CULTURAL PRESERVATION IN ANTEBELLUM PLANTATION SPACES

This chapter critically examines categorization as an active process of knowledge construction that directly influences ways in which we interpret the past and, more important, create interpretations for future generations. One outcome of reinterpreting the labor practices is that sharecropper, as a fixed and universally representative laborer category of descendants of enslaved Africans and one that legitimizes and reinforces notions of dependency, is disrupted. Instead, we find descendants’ interpretations of their own work lives and roles as laborers are much broader. However, the sharecropper label is just one example of how categorizations misrepresent how descendants of enslaved Africans understood their occupational statuses in Mount Pleasant. Some narratives also reveal how limited terminology about and limited understanding of labor roles obscure the skilled nature of labor that Africans performed and masks cultural continuity and agency expressed on a family and community level. There was an intergenerational transmission of knowledge about foodways and labor practices that still marks cultural preservation practices in African communities in former antebellum plantation spaces.

Whenever I spoke to long-time African-American residents of Mount Pleasant, they consistently stated: “We were never sharecroppers.” After I examined tourist literature, local history accounts, and academic sources, their reasons for contesting the sharecropper label became obvious. In public historical profiles, descendants of enslaved Africans were represented as having progressed along a hierarchy from former slaves to sharecroppers (see Charleston Area Convention and Tourist Bureau website advertisement of a 2008 museum exhibit “From Slave to Sharecropper”). The sharecropper category refers to a farmer who is given credit for seeds, tools, food, housing, and access to land, with part of the harvest going to repay the landowner. This description typically implies that the sharecropper is not a landowner. Such a description fails to recognize the land-ownership status and distinctions in employment patterns of many descendants. For example, this excerpt from a tourist website for the city of Charleston, describing Boone Hall Plantation, still refers to descendants as sharecroppers: “The plantation [Boone Hall] includes a large post-civil-war farmhouse, a number of original slave cabins (which were occupied by sharecroppers well into the twentieth century), several flowering gardens, …” (Charleston Private Equity LLC website n.d.).

Indiscriminate use of the term sharecropper masks the dynamic ways in which descendants of enslaved Africans interpreted their lives and the wide range of skilled laborer roles that they assumed in plantation communities. By focusing on a single category of labor, the use of sharecropping, as universally representative of the scope of work that enslaved Africans and their descendants engaged in, does not acknowledge the breadth of labor practices in antebellum and postbellum plantations.

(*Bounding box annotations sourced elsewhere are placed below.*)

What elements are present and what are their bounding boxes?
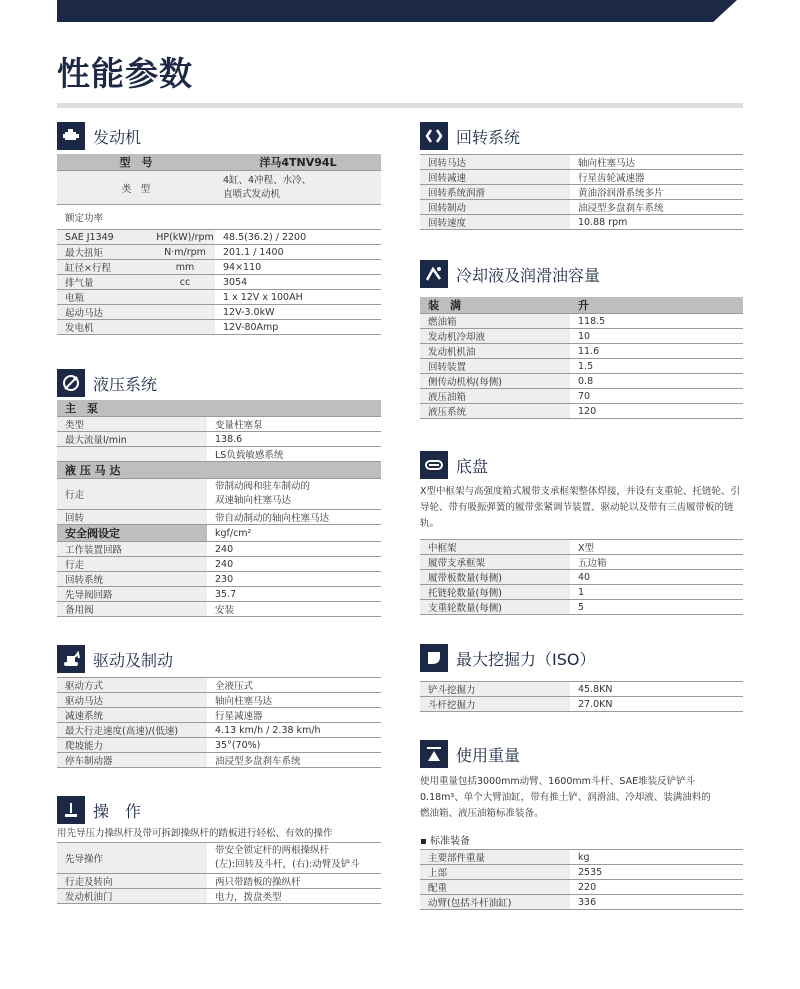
engine-row-label: 排气量 — [57, 275, 155, 290]
rotate-icon — [420, 122, 448, 150]
travel-motor-label: 行走 — [57, 479, 207, 510]
undercarriage-row-label: 中框架 — [420, 540, 570, 555]
engine-model-value: 洋马4TNV94L — [215, 154, 381, 171]
weight-description-line-2: 0.18m³、单个大臂油缸，带有推土铲、润滑油、冷却液、装满油料的 — [420, 792, 711, 803]
engine-row-unit: HP(kW)/rpm — [156, 231, 214, 243]
table-row — [57, 320, 381, 335]
drive-row-label: 减速系统 — [57, 708, 207, 723]
operation-row-label: 行走及转向 — [57, 874, 207, 889]
relief-row-value: 240 — [207, 542, 381, 557]
relief-row-value: 安装 — [207, 602, 381, 617]
pump-icon — [57, 369, 85, 397]
weight-row-label: 配重 — [420, 880, 570, 895]
capacity-row-value: 118.5 — [570, 314, 743, 329]
table-row — [57, 510, 381, 525]
table-row — [420, 600, 743, 615]
table-row — [57, 723, 381, 738]
engine-row-label: 缸径×行程 — [57, 260, 155, 275]
weight-row-label: 主要部件重量 — [420, 850, 570, 865]
pilot-line-1: 带安全锁定杆的两根操纵杆 — [215, 845, 330, 856]
excavator-icon — [57, 645, 85, 673]
engine-type-row — [57, 171, 381, 205]
pilot-value — [207, 843, 381, 874]
pilot-line-2: (左):回转及斗杆，(右):动臂及铲斗 — [215, 859, 360, 870]
swing-section-header — [420, 121, 520, 151]
engine-row-value: 48.5(36.2) / 2200 — [215, 230, 381, 245]
drive-row-label: 驱动马达 — [57, 693, 207, 708]
engine-row-unit: mm — [155, 260, 215, 275]
table-row — [57, 447, 381, 462]
capacity-section-header — [420, 259, 600, 289]
engine-row-unit — [155, 305, 215, 320]
swing-row-value: 10.88 rpm — [570, 215, 743, 230]
weight-row-value: 220 — [570, 880, 743, 895]
drive-section-header — [57, 644, 173, 674]
swing-motor-label: 回转 — [57, 510, 207, 525]
weight-table — [420, 849, 743, 910]
engine-row-label: SAE J1349 — [57, 230, 155, 245]
engine-row-value: 94×110 — [215, 260, 381, 275]
engine-rated-power-row — [57, 205, 381, 230]
undercarriage-row-value: 1 — [570, 585, 743, 600]
travel-motor-line-1: 带制动阀和驻车制动的 — [215, 481, 311, 492]
engine-row-unit: cc — [155, 275, 215, 290]
swing-row-value: 油浸型多盘刹车系统 — [570, 200, 743, 215]
capacity-header-unit: 升 — [570, 297, 743, 314]
table-row — [57, 753, 381, 768]
table-row — [57, 572, 381, 587]
capacity-row-label: 回转装置 — [420, 359, 570, 374]
engine-model-label: 型 号 — [57, 154, 215, 171]
capacity-row-value: 120 — [570, 404, 743, 419]
undercarriage-description: X型中框架与高强度箱式履带支承框架整体焊接，并设有支重轮、托链轮、引导轮、带有吸振弹簧的履带张紧调节装置、驱动轮以及带有三齿履带板的链轨。 — [420, 486, 741, 529]
undercarriage-row-label: 托链轮数量(每侧) — [420, 585, 570, 600]
pilot-label: 先导操作 — [57, 843, 207, 874]
max-flow-value: 138.6 — [207, 432, 381, 447]
hydraulic-table — [57, 400, 381, 617]
hydraulic-section-title: 液压系统 — [93, 374, 158, 394]
digging-row-value: 27.0KN — [570, 697, 743, 712]
table-row — [420, 850, 743, 865]
motor-header-row — [57, 462, 381, 479]
table-row — [57, 230, 381, 245]
capacity-row-label: 侧传动机构(每侧) — [420, 374, 570, 389]
relief-row-label: 回转系统 — [57, 572, 207, 587]
table-row — [420, 895, 743, 910]
relief-row-label: 备用阀 — [57, 602, 207, 617]
oil-icon — [420, 260, 448, 288]
relief-row-value: 35.7 — [207, 587, 381, 602]
drive-row-value: 行星减速器 — [207, 708, 381, 723]
undercarriage-table — [420, 539, 743, 615]
table-row — [57, 738, 381, 753]
swing-row-value: 轴向柱塞马达 — [570, 155, 743, 170]
main-pump-header: 主 泵 — [57, 400, 381, 417]
ls-label-empty — [57, 447, 207, 462]
operation-row-value: 两只带踏板的操纵杆 — [207, 874, 381, 889]
drive-section-title: 驱动及制动 — [93, 650, 174, 670]
engine-section-title: 发动机 — [93, 127, 142, 147]
table-row — [57, 889, 381, 904]
bucket-icon — [420, 644, 448, 672]
undercarriage-row-value: 五边箱 — [570, 555, 743, 570]
engine-icon — [57, 122, 85, 150]
table-row — [57, 305, 381, 320]
pump-type-label: 类型 — [57, 417, 207, 432]
swing-row-value: 行星齿轮减速器 — [570, 170, 743, 185]
weight-row-value: 336 — [570, 895, 743, 910]
engine-row-label: 发电机 — [57, 320, 155, 335]
table-row — [420, 185, 743, 200]
operation-section-header — [57, 795, 141, 825]
weight-row-value: 2535 — [570, 865, 743, 880]
swing-row-label: 回转系统润滑 — [420, 185, 570, 200]
engine-row-label: 起动马达 — [57, 305, 155, 320]
engine-row-value: 3054 — [215, 275, 381, 290]
weight-description-line-3: 燃油箱、液压油箱标准装备。 — [420, 808, 544, 819]
table-row — [420, 585, 743, 600]
standard-equipment-label: ▪ 标准装备 — [420, 836, 470, 847]
relief-header: 安全阀设定 — [57, 525, 207, 542]
digging-section-title: 最大挖掘力（ISO） — [456, 649, 596, 669]
table-row — [57, 275, 381, 290]
engine-row-unit: N·m/rpm — [155, 245, 215, 260]
table-row — [57, 693, 381, 708]
capacity-row-label: 发动机机油 — [420, 344, 570, 359]
engine-row-value: 1 x 12V x 100AH — [215, 290, 381, 305]
capacity-row-value: 1.5 — [570, 359, 743, 374]
table-row — [57, 479, 381, 510]
table-row — [57, 557, 381, 572]
capacity-row-value: 70 — [570, 389, 743, 404]
engine-row-value: 12V-3.0kW — [215, 305, 381, 320]
table-row — [420, 344, 743, 359]
table-row — [420, 404, 743, 419]
undercarriage-row-label: 支重轮数量(每侧) — [420, 600, 570, 615]
table-row — [57, 602, 381, 617]
table-row — [57, 678, 381, 693]
relief-row-value: 230 — [207, 572, 381, 587]
drive-row-label: 最大行走速度(高速)/(低速) — [57, 723, 207, 738]
weight-row-label: 动臂(包括斗杆油缸) — [420, 895, 570, 910]
undercarriage-row-label: 履带板数量(每侧) — [420, 570, 570, 585]
drive-row-label: 停车制动器 — [57, 753, 207, 768]
capacity-row-label: 液压油箱 — [420, 389, 570, 404]
relief-header-row — [57, 525, 381, 542]
table-row — [57, 260, 381, 275]
drive-row-value: 油浸型多盘刹车系统 — [207, 753, 381, 768]
capacity-header-label: 装 满 — [420, 297, 570, 314]
engine-section-header — [57, 121, 141, 151]
drive-row-label: 爬坡能力 — [57, 738, 207, 753]
relief-row-label: 行走 — [57, 557, 207, 572]
swing-table — [420, 154, 743, 230]
table-row — [420, 389, 743, 404]
table-row — [420, 570, 743, 585]
top-banner — [57, 0, 737, 22]
table-row — [57, 290, 381, 305]
engine-type-line-2: 直喷式发动机 — [223, 188, 281, 200]
table-row — [57, 587, 381, 602]
undercarriage-row-value: 5 — [570, 600, 743, 615]
table-row — [420, 374, 743, 389]
undercarriage-row-value: X型 — [570, 540, 743, 555]
weight-section-header — [420, 739, 520, 769]
digging-row-label: 斗杆挖掘力 — [420, 697, 570, 712]
weight-description — [420, 774, 743, 822]
engine-rated-power-label: 额定功率 — [57, 205, 381, 230]
swing-row-label: 回转马达 — [420, 155, 570, 170]
weight-row-label: 上部 — [420, 865, 570, 880]
engine-row-unit — [155, 320, 215, 335]
capacity-row-label: 燃油箱 — [420, 314, 570, 329]
drive-row-label: 驱动方式 — [57, 678, 207, 693]
hydraulic-section-header — [57, 368, 157, 398]
undercarriage-row-label: 履带支承框架 — [420, 555, 570, 570]
swing-section-title: 回转系统 — [456, 127, 521, 147]
capacity-row-value: 10 — [570, 329, 743, 344]
table-row — [57, 874, 381, 889]
engine-row-value: 12V-80Amp — [215, 320, 381, 335]
joystick-icon — [57, 796, 85, 824]
table-row — [420, 880, 743, 895]
weight-description-line-1: 使用重量包括3000mm动臂、1600mm斗杆、SAE堆装反铲铲斗 — [420, 776, 696, 787]
title-divider — [57, 103, 743, 108]
drive-table — [57, 677, 381, 768]
operation-row-label: 发动机油门 — [57, 889, 207, 904]
swing-motor-value: 带自动制动的轴向柱塞马达 — [207, 510, 381, 525]
table-row — [420, 215, 743, 230]
max-flow-label: 最大流量l/min — [57, 432, 207, 447]
engine-model-row — [57, 154, 381, 171]
ls-value: LS负载敏感系统 — [207, 447, 381, 462]
main-pump-header-row — [57, 400, 381, 417]
capacity-row-label: 液压系统 — [420, 404, 570, 419]
pump-type-value: 变量柱塞泵 — [207, 417, 381, 432]
operation-row-value: 电力，拨盘类型 — [207, 889, 381, 904]
table-row — [57, 708, 381, 723]
table-row — [420, 155, 743, 170]
track-icon — [420, 451, 448, 479]
table-row — [57, 245, 381, 260]
swing-row-value: 黄油浴润滑系统多片 — [570, 185, 743, 200]
drive-row-value: 4.13 km/h / 2.38 km/h — [207, 723, 381, 738]
swing-row-label: 回转减速 — [420, 170, 570, 185]
operation-section-title: 操 作 — [93, 801, 142, 821]
table-row — [420, 865, 743, 880]
engine-row-value: 201.1 / 1400 — [215, 245, 381, 260]
relief-row-value: 240 — [207, 557, 381, 572]
motor-header: 液 压 马 达 — [57, 462, 381, 479]
digging-row-value: 45.8KN — [570, 682, 743, 697]
engine-table — [57, 154, 381, 335]
capacity-header-row — [420, 297, 743, 314]
swing-row-label: 回转制动 — [420, 200, 570, 215]
operation-table — [57, 842, 381, 904]
table-row — [420, 682, 743, 697]
digging-row-label: 铲斗挖掘力 — [420, 682, 570, 697]
engine-row-label: 最大扭矩 — [57, 245, 155, 260]
weight-row-value: kg — [570, 850, 743, 865]
capacity-table — [420, 297, 743, 419]
table-row — [420, 359, 743, 374]
drive-row-value: 35°(70%) — [207, 738, 381, 753]
engine-row-unit — [155, 290, 215, 305]
relief-row-label: 先导阀回路 — [57, 587, 207, 602]
table-row — [420, 170, 743, 185]
digging-table — [420, 681, 743, 712]
page-title: 性能参数 — [57, 54, 193, 93]
table-row — [420, 697, 743, 712]
relief-row-label: 工作装置回路 — [57, 542, 207, 557]
weight-icon — [420, 740, 448, 768]
drive-row-value: 轴向柱塞马达 — [207, 693, 381, 708]
capacity-section-title: 冷却液及润滑油容量 — [456, 265, 601, 285]
engine-type-value — [215, 171, 381, 205]
drive-row-value: 全液压式 — [207, 678, 381, 693]
capacity-row-value: 11.6 — [570, 344, 743, 359]
table-row — [57, 432, 381, 447]
digging-section-header — [420, 643, 595, 673]
table-row — [57, 843, 381, 874]
table-row — [420, 314, 743, 329]
undercarriage-section-header — [420, 450, 488, 480]
operation-description: 用先导压力操纵杆及带可拆卸操纵杆的踏板进行轻松、有效的操作 — [57, 828, 333, 839]
table-row — [57, 542, 381, 557]
undercarriage-section-title: 底盘 — [456, 456, 489, 476]
undercarriage-row-value: 40 — [570, 570, 743, 585]
engine-row-label: 电瓶 — [57, 290, 155, 305]
capacity-row-label: 发动机冷却液 — [420, 329, 570, 344]
capacity-row-value: 0.8 — [570, 374, 743, 389]
travel-motor-line-2: 双速轴向柱塞马达 — [215, 495, 292, 506]
table-row — [420, 540, 743, 555]
relief-unit: kgf/cm² — [207, 525, 381, 542]
table-row — [420, 555, 743, 570]
engine-type-line-1: 4缸、4冲程、水冷、 — [223, 174, 312, 186]
engine-type-label: 类 型 — [57, 171, 215, 205]
table-row — [420, 329, 743, 344]
weight-section-title: 使用重量 — [456, 745, 521, 765]
table-row — [57, 417, 381, 432]
travel-motor-value — [207, 479, 381, 510]
table-row — [420, 200, 743, 215]
swing-row-label: 回转速度 — [420, 215, 570, 230]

Such limited characterizations reveal how fixed notions of identity within an antebellum plantation narrative create and reproduce narrow representations of enslaved Africans and their descendants, as well as limited interpretive options for public presentations of national history.

The significance of categorization and categorical systems to this discussion is that the value attached to them as forms of knowledge about the past has significant implications in the present (Valentine 2007).